Okay. It looks like we’re … well, there are a couple of different perspectives going on here. First, there’s a explorer-type character who’s trapped in the bottom of a hole after a parachute-landing on an unknown planet. Then there are a couple of investigator-type people who are reviewing her memories. It seems that part of the story involves the implanting of a recording chip in the explorer’s brain–hers and that of the rest of her ship’s team–and now they’re extracting information.

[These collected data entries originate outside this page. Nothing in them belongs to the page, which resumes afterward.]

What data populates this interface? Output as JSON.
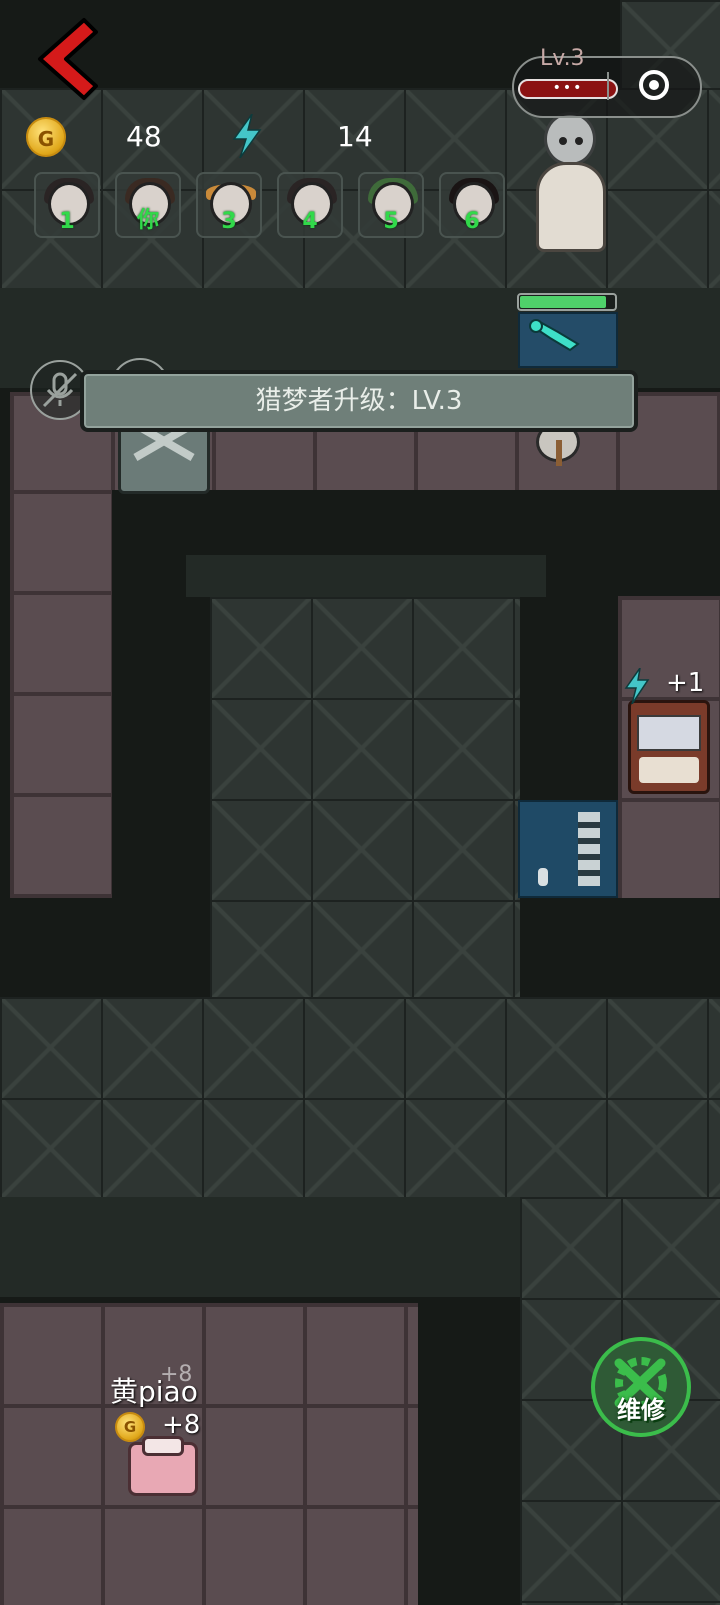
{
  "hud": {
    "gold": "48",
    "energy": "14",
    "coin_symbol": "G",
    "level_label": "Lv.3",
    "capsule_dots": "•••"
  },
  "slots": [
    {
      "num": "1",
      "hair": "#2a2424"
    },
    {
      "num": "你",
      "hair": "#3a2a22"
    },
    {
      "num": "3",
      "hair": "#c98a3a"
    },
    {
      "num": "4",
      "hair": "#2a2424"
    },
    {
      "num": "5",
      "hair": "#3f6b3a"
    },
    {
      "num": "6",
      "hair": "#1a1414"
    }
  ],
  "banner": {
    "text": "猎梦者升级：LV.3"
  },
  "machine": {
    "bonus": "+1"
  },
  "player": {
    "name": "黄piao",
    "gold_gain": "+8",
    "gold_gain_faded": "+8"
  },
  "repair_button": {
    "label": "维修"
  },
  "colors": {
    "back_arrow": "#d51a1a",
    "slot_number": "#31d94a",
    "repair_ring": "#3bbd4b",
    "energy_bolt": "#44c6c9",
    "hunter_hp": "#4fd16a"
  },
  "icons": [
    "back-arrow-icon",
    "coin-icon",
    "lightning-icon",
    "more-dots-icon",
    "target-icon",
    "mic-off-icon",
    "wrench-icon",
    "gear-wrench-icon"
  ]
}
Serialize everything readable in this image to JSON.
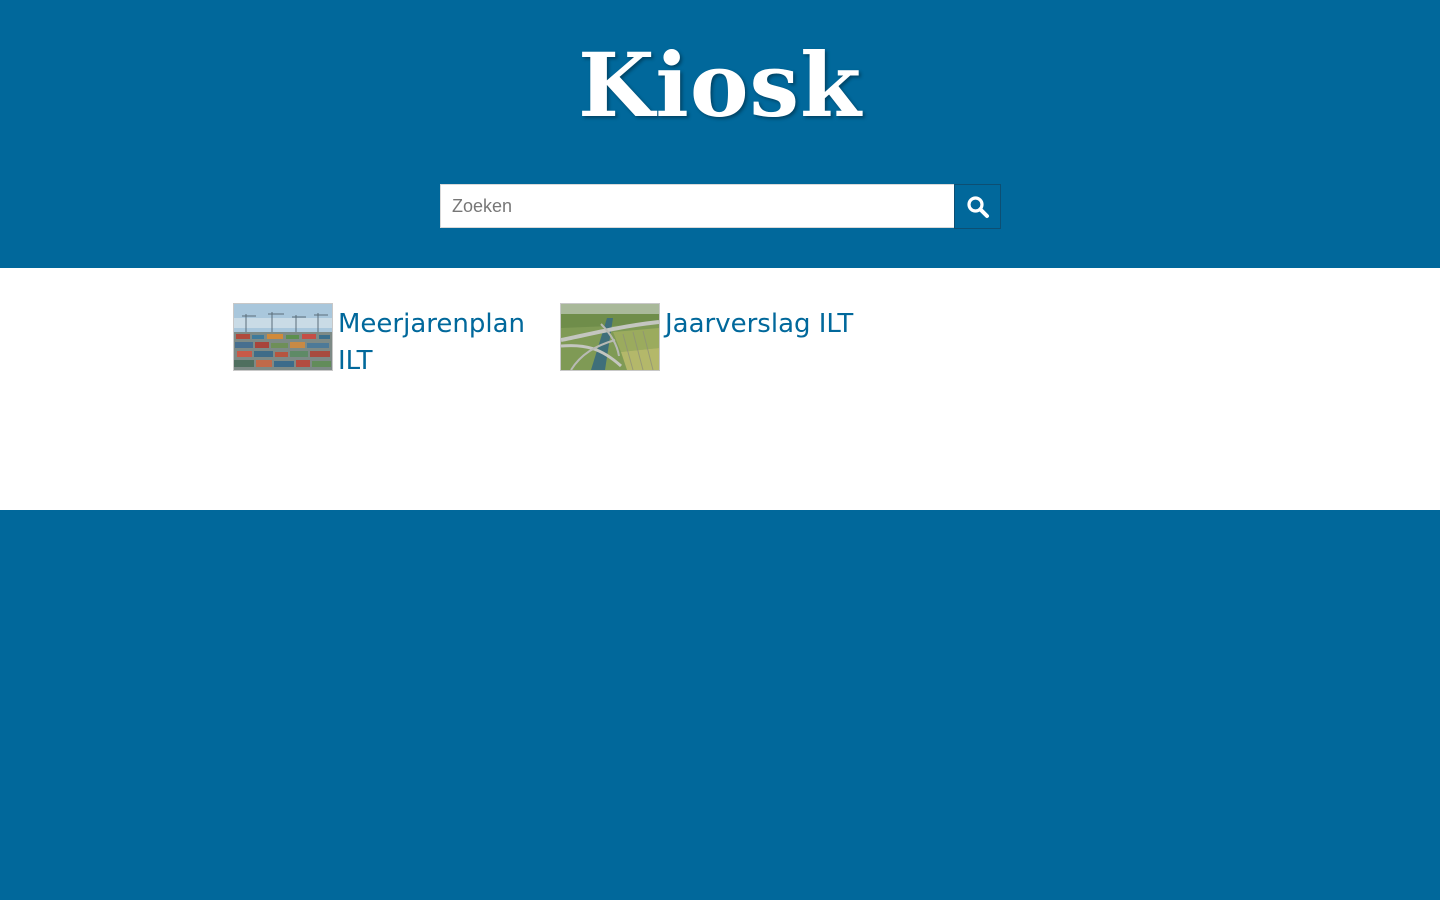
{
  "header": {
    "title": "Kiosk",
    "background_color": "#01689b"
  },
  "search": {
    "placeholder": "Zoeken",
    "value": "",
    "button_icon": "search-icon"
  },
  "publications": [
    {
      "title": "Meerjarenplan ILT",
      "thumbnail": "harbor-containers-image"
    },
    {
      "title": "Jaarverslag ILT",
      "thumbnail": "highway-aerial-image"
    }
  ],
  "colors": {
    "accent": "#01689b",
    "content_background": "#ffffff",
    "link_text": "#01689b"
  }
}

It sounds like it could make for a fantastic adventure story, and the occasional “glitches” do liven things up a bit, but … I’m sorry, maybe it’s just me and my usual aversion to science-fiction, but I found this much too long and dragged out. Verbose. At one point, while sitting in a waiting room preparatory to getting that chip implanted, we were treated to nearly a full screen’s worth of description of how some team members were tapping their feet in boredom. Seriously. Whatever other emotions you might want the player to share with the protagonist, boredom should never be one of them.
I’m not sure how much of the text is just irrelevant data–maybe it’s there for background, maybe it’s there to build the mood, but there’s too much of it, and anything relevant or important to the story gets lost in it. It doesn’t help that most of the time, it looks like the hypertext links are either “click for exposition” or “click for the next page”. Occasionally, we have a situation where one needs to hit certain links before the link to the next page is unlocked. It’s a valid form of pacing, I suppose, but I think I’d lost enough patience that I couldn’t get into it. There was an interactive segment which seemed like it was getting somewhere–the ship exploration prior to performance review with the rest of the crew–but it appears that is the only place where something like this happens.
In the “two investigators reviewing memories” segment, every line of dialogue needs to be clicked in order to proceed to the next line. This is a technique that I’ve actually seen done to great effect elsewhere in the competition, but I do not think it worked here. It was applied, perhaps, a little too mechanically and uniformly. Where I’ve seen it done well, it was used as a means of animating the dialogue with significant pauses and so on. Here, it seemed more like simple Standard Operating Procedure.
In the end, I’m still not sure what the story was about or what our explorer-type hero was trying to accomplish aside from getting out of the hole she’d landed in. I get the idea that it might be about mourning for the loss of her crewmates, but I never got to caring about them. It probably didn’t help that our first encounter with each of them was a lengthy biographical form where nearly every entry was “REDACTED”. If we’re supposed to form a relationship, perhaps it might be better to start out with some happy fun times in which personality traits can be demonstrated rather than described. At the moment, the only hint of personality I’m sensing is Captain Agostini’s exasperation with being called “Miss” all the time. We need more moments like those.
As a breakfast, it’s one soft-boiled egg … and a mountain of complimentary dry toast to go with it. Maybe you want to skip the toast and proceed straight to the coffee.